Dorian takes a voyage by train a few years after the horrors of WWII…and finds himself face to face with a rather dull doppelganger. But when the two agree on a Strangers on a Train-like swap of persona, the stranger’s wife Scarlet (Deirdre Mullins) proves too strong a temptation to resist…
Can the promise of a very ordinary life sway Dorian away from his world of parties, cocktails and sweet young things of all stripe?
“I saw how Jonathan Moore died a little more every day.”
“Scarlet and Jonathan lived life more fully those last few months than they had in all their years before. It’s just a pity they didn’t do it together.”
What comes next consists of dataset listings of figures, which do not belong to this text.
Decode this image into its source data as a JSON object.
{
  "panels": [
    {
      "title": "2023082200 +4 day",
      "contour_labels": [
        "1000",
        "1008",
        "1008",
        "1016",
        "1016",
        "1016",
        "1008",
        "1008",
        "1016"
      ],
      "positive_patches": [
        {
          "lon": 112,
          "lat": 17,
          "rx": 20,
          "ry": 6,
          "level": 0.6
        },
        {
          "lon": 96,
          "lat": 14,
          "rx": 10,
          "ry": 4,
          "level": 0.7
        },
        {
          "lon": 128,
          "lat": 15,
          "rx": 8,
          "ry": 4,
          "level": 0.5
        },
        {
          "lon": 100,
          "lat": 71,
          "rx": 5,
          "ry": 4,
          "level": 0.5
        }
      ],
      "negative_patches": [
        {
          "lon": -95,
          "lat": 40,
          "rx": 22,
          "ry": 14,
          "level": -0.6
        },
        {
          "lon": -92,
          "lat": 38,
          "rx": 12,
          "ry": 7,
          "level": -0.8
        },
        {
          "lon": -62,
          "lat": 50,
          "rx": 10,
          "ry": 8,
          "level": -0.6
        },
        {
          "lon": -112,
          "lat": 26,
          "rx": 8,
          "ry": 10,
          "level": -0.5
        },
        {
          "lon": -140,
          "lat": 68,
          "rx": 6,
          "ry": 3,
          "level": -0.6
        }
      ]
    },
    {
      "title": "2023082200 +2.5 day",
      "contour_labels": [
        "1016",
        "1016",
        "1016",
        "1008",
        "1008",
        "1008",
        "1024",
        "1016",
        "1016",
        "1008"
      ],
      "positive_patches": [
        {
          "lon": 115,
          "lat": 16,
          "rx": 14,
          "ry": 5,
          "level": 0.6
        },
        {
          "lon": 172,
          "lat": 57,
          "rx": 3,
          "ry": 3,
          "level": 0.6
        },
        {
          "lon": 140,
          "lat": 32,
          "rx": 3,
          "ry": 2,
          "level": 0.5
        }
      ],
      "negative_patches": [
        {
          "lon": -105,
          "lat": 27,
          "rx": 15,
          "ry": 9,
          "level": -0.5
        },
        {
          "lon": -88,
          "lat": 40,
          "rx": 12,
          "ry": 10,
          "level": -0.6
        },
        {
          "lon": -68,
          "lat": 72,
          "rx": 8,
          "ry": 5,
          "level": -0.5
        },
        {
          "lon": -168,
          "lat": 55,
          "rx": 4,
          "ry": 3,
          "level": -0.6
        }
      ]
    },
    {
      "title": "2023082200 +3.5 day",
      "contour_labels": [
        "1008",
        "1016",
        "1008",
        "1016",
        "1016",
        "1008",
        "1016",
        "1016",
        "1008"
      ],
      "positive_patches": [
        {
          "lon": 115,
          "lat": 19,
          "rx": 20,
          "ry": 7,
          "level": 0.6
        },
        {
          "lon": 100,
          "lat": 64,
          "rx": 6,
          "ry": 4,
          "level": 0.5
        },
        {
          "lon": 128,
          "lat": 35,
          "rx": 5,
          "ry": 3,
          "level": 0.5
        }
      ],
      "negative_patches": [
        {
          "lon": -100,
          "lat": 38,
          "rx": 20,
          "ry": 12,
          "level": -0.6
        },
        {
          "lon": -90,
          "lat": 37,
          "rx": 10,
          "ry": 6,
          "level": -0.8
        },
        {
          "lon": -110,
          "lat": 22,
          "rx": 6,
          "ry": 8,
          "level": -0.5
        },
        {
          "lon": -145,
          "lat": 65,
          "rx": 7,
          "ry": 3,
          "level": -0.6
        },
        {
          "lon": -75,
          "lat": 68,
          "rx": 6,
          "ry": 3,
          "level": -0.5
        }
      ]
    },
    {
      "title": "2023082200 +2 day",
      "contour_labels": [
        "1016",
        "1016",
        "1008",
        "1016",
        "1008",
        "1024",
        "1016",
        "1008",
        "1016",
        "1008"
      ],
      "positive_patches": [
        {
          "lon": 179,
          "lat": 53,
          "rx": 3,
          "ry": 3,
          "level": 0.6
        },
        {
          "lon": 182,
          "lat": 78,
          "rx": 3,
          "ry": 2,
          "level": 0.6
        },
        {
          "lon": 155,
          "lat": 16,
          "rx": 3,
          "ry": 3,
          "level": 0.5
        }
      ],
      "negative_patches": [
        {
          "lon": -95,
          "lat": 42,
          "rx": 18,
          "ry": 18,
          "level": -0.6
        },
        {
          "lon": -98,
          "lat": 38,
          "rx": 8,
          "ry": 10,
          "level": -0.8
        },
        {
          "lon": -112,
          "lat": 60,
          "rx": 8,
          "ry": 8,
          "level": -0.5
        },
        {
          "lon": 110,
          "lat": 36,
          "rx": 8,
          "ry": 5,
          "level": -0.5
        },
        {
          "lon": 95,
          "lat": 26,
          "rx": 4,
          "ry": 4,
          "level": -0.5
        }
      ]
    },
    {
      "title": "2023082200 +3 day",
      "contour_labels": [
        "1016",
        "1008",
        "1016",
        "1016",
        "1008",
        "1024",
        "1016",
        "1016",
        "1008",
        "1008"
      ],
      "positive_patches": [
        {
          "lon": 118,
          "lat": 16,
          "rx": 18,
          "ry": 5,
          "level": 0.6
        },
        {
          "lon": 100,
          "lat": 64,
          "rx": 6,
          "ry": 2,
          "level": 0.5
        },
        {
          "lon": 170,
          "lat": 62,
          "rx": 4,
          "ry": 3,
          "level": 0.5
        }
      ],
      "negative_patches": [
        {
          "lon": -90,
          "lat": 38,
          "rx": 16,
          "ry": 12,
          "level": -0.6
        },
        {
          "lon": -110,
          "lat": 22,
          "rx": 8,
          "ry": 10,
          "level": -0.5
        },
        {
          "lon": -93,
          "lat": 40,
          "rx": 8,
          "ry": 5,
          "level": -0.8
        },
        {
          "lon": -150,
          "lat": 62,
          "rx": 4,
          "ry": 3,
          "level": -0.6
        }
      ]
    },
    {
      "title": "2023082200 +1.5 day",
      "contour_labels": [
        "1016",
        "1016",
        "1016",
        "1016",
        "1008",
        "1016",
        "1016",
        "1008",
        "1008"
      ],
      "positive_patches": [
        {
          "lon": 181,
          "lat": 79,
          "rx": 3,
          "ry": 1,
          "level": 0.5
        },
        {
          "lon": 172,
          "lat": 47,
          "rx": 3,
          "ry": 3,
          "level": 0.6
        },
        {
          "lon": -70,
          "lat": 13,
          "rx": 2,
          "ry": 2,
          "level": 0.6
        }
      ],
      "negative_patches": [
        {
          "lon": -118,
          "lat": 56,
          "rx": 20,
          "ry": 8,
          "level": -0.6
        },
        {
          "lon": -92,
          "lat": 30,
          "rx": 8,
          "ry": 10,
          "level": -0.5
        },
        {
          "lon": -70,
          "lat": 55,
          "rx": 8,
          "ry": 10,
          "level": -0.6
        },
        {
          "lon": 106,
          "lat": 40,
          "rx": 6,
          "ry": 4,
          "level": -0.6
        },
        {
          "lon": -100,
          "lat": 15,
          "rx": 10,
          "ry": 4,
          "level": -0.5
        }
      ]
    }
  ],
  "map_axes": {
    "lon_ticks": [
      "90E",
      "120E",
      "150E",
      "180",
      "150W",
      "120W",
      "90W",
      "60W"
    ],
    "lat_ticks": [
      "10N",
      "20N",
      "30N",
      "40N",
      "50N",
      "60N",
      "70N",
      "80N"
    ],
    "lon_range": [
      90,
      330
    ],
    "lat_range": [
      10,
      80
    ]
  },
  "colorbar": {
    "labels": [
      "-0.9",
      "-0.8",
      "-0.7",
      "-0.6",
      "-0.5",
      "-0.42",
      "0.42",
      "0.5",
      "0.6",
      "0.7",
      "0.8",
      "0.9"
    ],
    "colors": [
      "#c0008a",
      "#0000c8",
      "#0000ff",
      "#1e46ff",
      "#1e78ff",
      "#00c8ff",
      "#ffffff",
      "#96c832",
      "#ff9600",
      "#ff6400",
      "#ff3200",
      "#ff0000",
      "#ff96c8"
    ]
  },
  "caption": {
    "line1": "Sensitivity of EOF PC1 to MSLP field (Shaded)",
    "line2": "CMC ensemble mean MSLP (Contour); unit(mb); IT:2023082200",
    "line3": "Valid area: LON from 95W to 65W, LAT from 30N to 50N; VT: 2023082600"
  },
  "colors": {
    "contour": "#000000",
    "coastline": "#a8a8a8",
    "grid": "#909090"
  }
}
Something of an old trope in fable and fiction, Matt Fitton trots out the old adage of the grass being greener on the other side of the fence, but in all objectivity, who would be mad enough to trade Dorian’s lifestyle, however mad and tedious in its nigh-immortality, for the horrors of corporate life and the dubious charms of suburban child rearing?
Not this author, that’s to be sure.
“After all, what sort of intruder would give themselves away by leaving doors wide open? The sort of intruder who wasn’t afraid of being caught.”
Also included in the download, though not part of the season proper, was Scott Handcock’s brief Halloween special, “Trick or Treat”, which episode is still available as a standalone free download for those interested.
Vlahos’ Grey has lost none of his Decadent charm or air of suave insinuation, his warm, oversmoked tones always a pleasure to the ear.
Keeping things firmly in the realm of horror and mystery rather than the somewhat Romantic antihero adventurer mold into which the character had been thrust for a season or two, this season retains the best elements thereof while playing in a more solid and familiar territory for the character.
Well worth the time of any fan of Wilde, the Decadents or the more mature end of gothic horror.